Taking What You Are Given

By John Markowski @jmarkowski0

Obnoxiously Nasty Ground
That is a much more appropriate, and entertaining, moniker for this blog than the one I originally crafted three years ago (And let me salute you, Oklahoma Natural Gas, as the original ONG).
I know, I know, I sound like a broken record when I bitch and moan about my soil all the time. There are days when I accept what I have to work with and intend, with true sincerity, to make the most of it. 
And there are the other days when I want to pack up the family and our belongings and get in the car and ignore the wet soil staring at me in my rearview mirror. 
Today fell somewhere in between.
As I walked the grounds looking for any new signs of plant life after this never ending period of cold and rain, I discovered a lot of this:  Taking what you are given
And this:
Taking what you are given
And this:
Taking what you are given
They are all perennials I had planted last fall in hopes they would hold on through the winter and come back to life this spring.
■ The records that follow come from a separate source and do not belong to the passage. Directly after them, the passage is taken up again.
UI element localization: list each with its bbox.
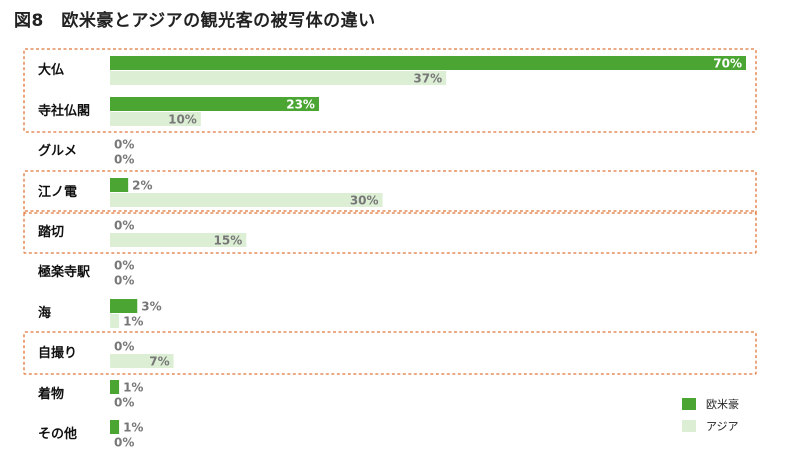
category-label: その他 xyxy=(38,426,77,442)
bar-western xyxy=(110,380,120,394)
highlight-box xyxy=(23,331,757,375)
category-label: 海 xyxy=(38,305,51,321)
chart-title: 図8 欧米豪とアジアの観光客の被写体の違い xyxy=(14,11,376,31)
legend-swatch xyxy=(682,420,696,432)
bar-western xyxy=(110,178,129,192)
value-label: 0% xyxy=(114,259,134,273)
value-label: 3% xyxy=(141,300,161,314)
highlight-box xyxy=(23,170,757,214)
bar-asia xyxy=(110,193,383,207)
legend-label: アジア xyxy=(706,420,739,433)
value-label: 0% xyxy=(114,340,134,354)
value-label: 7% xyxy=(149,355,169,369)
value-label: 2% xyxy=(132,179,152,193)
bar-western xyxy=(110,420,120,434)
value-label: 23% xyxy=(286,98,315,112)
bar-western xyxy=(110,299,138,313)
highlight-box xyxy=(23,210,757,254)
value-label: 10% xyxy=(168,113,197,127)
value-label: 37% xyxy=(413,72,442,86)
bar-asia xyxy=(110,71,447,85)
bar-asia xyxy=(110,112,201,126)
highlight-box xyxy=(23,48,757,133)
value-label: 0% xyxy=(114,274,134,288)
legend-label: 欧米豪 xyxy=(706,397,739,411)
value-label: 0% xyxy=(114,153,134,167)
value-label: 1% xyxy=(123,421,143,435)
category-label: 大仏 xyxy=(38,62,64,78)
category-label: 寺社仏閣 xyxy=(38,103,90,119)
bar-asia xyxy=(110,354,174,368)
value-label: 15% xyxy=(214,234,243,248)
value-label: 0% xyxy=(114,138,134,152)
value-label: 0% xyxy=(114,219,134,233)
bar-asia xyxy=(110,233,247,247)
bar-western xyxy=(110,56,746,70)
value-label: 30% xyxy=(350,194,379,208)
value-label: 1% xyxy=(123,381,143,395)
category-label: 自撮り xyxy=(38,345,77,361)
value-label: 1% xyxy=(123,315,143,329)
bar-asia xyxy=(110,314,120,328)
category-label: 江ノ電 xyxy=(38,184,77,200)
bar-western xyxy=(110,97,319,111)
category-label: 着物 xyxy=(37,386,64,402)
category-label: グルメ xyxy=(38,143,77,159)
value-label: 0% xyxy=(114,436,134,450)
category-label: 踏切 xyxy=(38,224,64,240)
value-label: 0% xyxy=(114,396,134,410)
legend-swatch xyxy=(682,398,696,410)
category-label: 極楽寺駅 xyxy=(37,264,91,280)
value-label: 70% xyxy=(713,57,742,71)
I knew these plants were not very wet tolerant, but how can you resist the end of year sales when you can grab these plants as cheap as a $1.99 a piece?  
But as is the case year after year, my wet soil never allowed them to gain their footing and now they are very, very dead. Or maybe they heaved due to the frost/thaw cycle. Either way, they are goners.
You'd think I would have learned my lesson by now but every once in a while, a plant survives against all odds. Like this Amsonia 'Blue Ice':
Taking what you are given  
In fact, six of these survived the wet winter (not too mention the swarms of deer) which serves as yet another reminder to stick with what works. Or I should say, stick with what your conditions allow you to grow successfully.
Speaking of deer (and you knew I was going to go there too), don't plant a bunch of Liriope and expect those darling creatures to ignore them:
Taking what you are given
And don't plant heucheras right in their path and expect them to say "no thanks":
Taking what you are given
Add a redtwig dogwood to that same equation: 
Taking what you are given
I repeatedly smacked myself upside the head as I walked into my garage, trying to determine why I make the same mistakes year after year, when I came upon my most recent plant order that arrived in the mail this week. I took a quick inventory of what I had purchased:
Taking what you are given
Nothing but ornamental grasses and a few boxwoods. Hmmm ...
Maybe I am not too far off.
Maybe I realize what I need to do after all.
Maybe I'm taking this all a bit too seriously.